The Scythian people also live ‘quite far north, beyond which the land is covered with deep forests and endless wilderness’.

The reason for Curtius’ brief overview is that the Scythian king had decided Alexandria Eschate was too close for comfort and had sent his brother, Carthasis, to make war on the Macedonians. This was awkward for Alexander because he still had the revolt in the south to deal with.

There was no question of the Scythians not being confronted. If they weren’t, he told his officers during a war council, they - the Macedonians - would lose face to the Sogdians and Bactrians. If they did, and defeated the Scythian force ‘who then will hesitate to submit to us when we are also the conquerors of Europe?’

The meeting was not yet over when bad news came from Maracanda - Menedemus had been ambushed by Spitamenes and his detachment wiped out in a wood. The first Teutoburg.

Chapter Eight
God of the World
That night, Alexander pondered how best to conduct his assault against the Scythians. He had placed the royal tent on the banks of the Tanais so that he could open the flaps and observe the enemy on the other side of the river to make a count of their numbers. He did this through the night.

The next day, Scythian ambassadors arrived in the camp to try and dissuade Alexander from attacking them.

‘Had the gods willed that your stature should match your greed the world could not hold you. You would touch the east with one hand and the west with the other, and reaching the west you would want to know where the mighty god’s light lay hidden.’

This sums up Alexander. He was very greedy - for glory - and had he had his way he would certainly have carried on fighting to the east and westernmost points of the world.

Chapter Nine
Dionysus Outdone
The ambassadors failed to persuade Alexander to desist. Once they had departed, the crossing of the Tanais began.

Despite the current of the river which made steering the rafts difficult, and the archers on the far side, the Macedonians made it to the banks where they engaged the Scythians.

As for the battle, the Scythians were put into disorder as soon as the Macedonians landed. They tried to flee only to be pursued. At some point, the Macedonian cavalry ‘crossed the bounds of Father Liber’ - Dionysus/Bacchus - ‘marked by stones set out at frequent intervals and by tall trees with ivy-covered trunks’. It seems Alexander was able to stay with the pursuit long enough to see the boundary stones before he was forced to turn back to camp by his recent injuries.

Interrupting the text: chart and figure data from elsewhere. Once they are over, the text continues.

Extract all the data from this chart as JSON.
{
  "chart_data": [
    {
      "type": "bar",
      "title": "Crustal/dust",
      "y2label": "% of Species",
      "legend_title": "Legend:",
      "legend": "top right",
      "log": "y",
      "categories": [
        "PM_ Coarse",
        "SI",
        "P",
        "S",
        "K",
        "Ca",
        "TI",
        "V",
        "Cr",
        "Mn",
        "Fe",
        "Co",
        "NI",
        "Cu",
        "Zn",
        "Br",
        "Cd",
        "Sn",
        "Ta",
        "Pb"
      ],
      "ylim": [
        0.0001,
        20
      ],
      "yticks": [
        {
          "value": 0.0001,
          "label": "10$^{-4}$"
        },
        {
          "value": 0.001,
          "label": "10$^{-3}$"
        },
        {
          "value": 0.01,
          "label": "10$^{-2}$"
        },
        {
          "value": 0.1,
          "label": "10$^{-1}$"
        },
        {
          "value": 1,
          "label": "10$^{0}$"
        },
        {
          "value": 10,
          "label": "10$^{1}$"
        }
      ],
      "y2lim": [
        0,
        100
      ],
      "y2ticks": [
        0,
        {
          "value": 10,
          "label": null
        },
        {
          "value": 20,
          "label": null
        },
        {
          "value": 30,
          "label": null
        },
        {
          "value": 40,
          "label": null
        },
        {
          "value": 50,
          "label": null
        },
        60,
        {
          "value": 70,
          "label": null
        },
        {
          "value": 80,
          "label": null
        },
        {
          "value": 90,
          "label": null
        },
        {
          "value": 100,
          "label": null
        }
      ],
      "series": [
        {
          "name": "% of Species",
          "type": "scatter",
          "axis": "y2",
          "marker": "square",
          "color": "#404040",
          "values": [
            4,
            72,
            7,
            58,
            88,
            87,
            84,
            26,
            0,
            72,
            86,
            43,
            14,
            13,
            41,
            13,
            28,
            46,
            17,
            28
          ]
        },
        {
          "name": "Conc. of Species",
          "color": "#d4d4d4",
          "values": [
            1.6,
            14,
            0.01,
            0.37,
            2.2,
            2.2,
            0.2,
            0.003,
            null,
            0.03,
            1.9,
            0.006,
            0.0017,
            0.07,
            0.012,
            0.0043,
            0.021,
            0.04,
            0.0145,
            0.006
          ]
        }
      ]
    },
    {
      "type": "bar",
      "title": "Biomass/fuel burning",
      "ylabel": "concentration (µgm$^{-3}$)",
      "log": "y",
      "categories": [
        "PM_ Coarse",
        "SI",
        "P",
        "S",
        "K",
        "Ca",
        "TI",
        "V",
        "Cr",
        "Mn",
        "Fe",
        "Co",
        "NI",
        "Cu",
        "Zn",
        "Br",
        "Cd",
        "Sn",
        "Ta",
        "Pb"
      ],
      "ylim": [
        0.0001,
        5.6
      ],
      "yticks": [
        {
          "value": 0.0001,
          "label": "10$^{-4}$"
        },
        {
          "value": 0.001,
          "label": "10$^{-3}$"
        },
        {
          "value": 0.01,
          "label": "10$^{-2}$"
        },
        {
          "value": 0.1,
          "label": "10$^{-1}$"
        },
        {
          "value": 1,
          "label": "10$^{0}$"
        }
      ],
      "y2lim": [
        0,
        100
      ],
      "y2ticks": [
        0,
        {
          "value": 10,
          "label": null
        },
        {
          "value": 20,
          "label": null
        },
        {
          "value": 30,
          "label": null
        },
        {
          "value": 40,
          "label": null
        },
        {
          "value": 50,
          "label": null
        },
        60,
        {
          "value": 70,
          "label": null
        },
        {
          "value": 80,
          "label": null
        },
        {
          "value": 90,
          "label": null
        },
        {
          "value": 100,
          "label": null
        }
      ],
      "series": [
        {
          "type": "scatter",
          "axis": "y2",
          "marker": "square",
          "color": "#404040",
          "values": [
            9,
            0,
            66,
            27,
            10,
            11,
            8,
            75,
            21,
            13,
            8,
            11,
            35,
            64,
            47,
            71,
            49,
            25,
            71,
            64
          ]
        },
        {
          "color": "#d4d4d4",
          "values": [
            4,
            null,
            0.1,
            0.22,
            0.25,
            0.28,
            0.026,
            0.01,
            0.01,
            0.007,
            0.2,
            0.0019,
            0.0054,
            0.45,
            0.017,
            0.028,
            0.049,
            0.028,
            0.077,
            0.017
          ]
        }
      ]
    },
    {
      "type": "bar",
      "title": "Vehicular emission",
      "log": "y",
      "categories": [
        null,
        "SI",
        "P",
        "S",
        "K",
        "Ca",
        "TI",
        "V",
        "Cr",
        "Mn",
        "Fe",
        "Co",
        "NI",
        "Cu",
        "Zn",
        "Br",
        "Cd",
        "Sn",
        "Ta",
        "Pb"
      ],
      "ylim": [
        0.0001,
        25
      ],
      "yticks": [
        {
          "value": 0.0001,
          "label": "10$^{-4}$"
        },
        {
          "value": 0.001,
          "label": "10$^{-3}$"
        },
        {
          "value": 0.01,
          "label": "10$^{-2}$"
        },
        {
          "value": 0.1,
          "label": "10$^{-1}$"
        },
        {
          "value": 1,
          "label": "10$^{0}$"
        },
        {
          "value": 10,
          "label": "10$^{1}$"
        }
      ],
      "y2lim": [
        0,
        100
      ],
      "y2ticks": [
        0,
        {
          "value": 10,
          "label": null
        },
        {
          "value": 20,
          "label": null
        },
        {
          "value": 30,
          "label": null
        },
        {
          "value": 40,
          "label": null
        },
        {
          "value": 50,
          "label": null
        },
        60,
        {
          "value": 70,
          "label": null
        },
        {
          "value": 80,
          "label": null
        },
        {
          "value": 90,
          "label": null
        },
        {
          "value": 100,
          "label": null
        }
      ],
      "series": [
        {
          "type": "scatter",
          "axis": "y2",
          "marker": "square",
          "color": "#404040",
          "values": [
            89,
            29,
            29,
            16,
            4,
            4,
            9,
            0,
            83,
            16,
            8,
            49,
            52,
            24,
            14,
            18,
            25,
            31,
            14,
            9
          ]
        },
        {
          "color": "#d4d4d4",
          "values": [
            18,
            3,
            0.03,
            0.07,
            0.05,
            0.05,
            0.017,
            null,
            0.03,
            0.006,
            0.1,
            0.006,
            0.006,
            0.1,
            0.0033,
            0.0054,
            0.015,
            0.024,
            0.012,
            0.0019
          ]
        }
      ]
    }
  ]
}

Back in camp, good news came from the south - the Sogdian and Bactrian revolt had collapsed. Victory over the Scythians had made the rebels see ‘that no race was a match for Macedonian arms’.

No doubt feeling well pleased with how things had turned out, Alexander thereafter made for Maracanda. There, he buried Menedemus and his men before going on to lay waste to the countryside and executing all ‘men of military age’ in the usual fashion.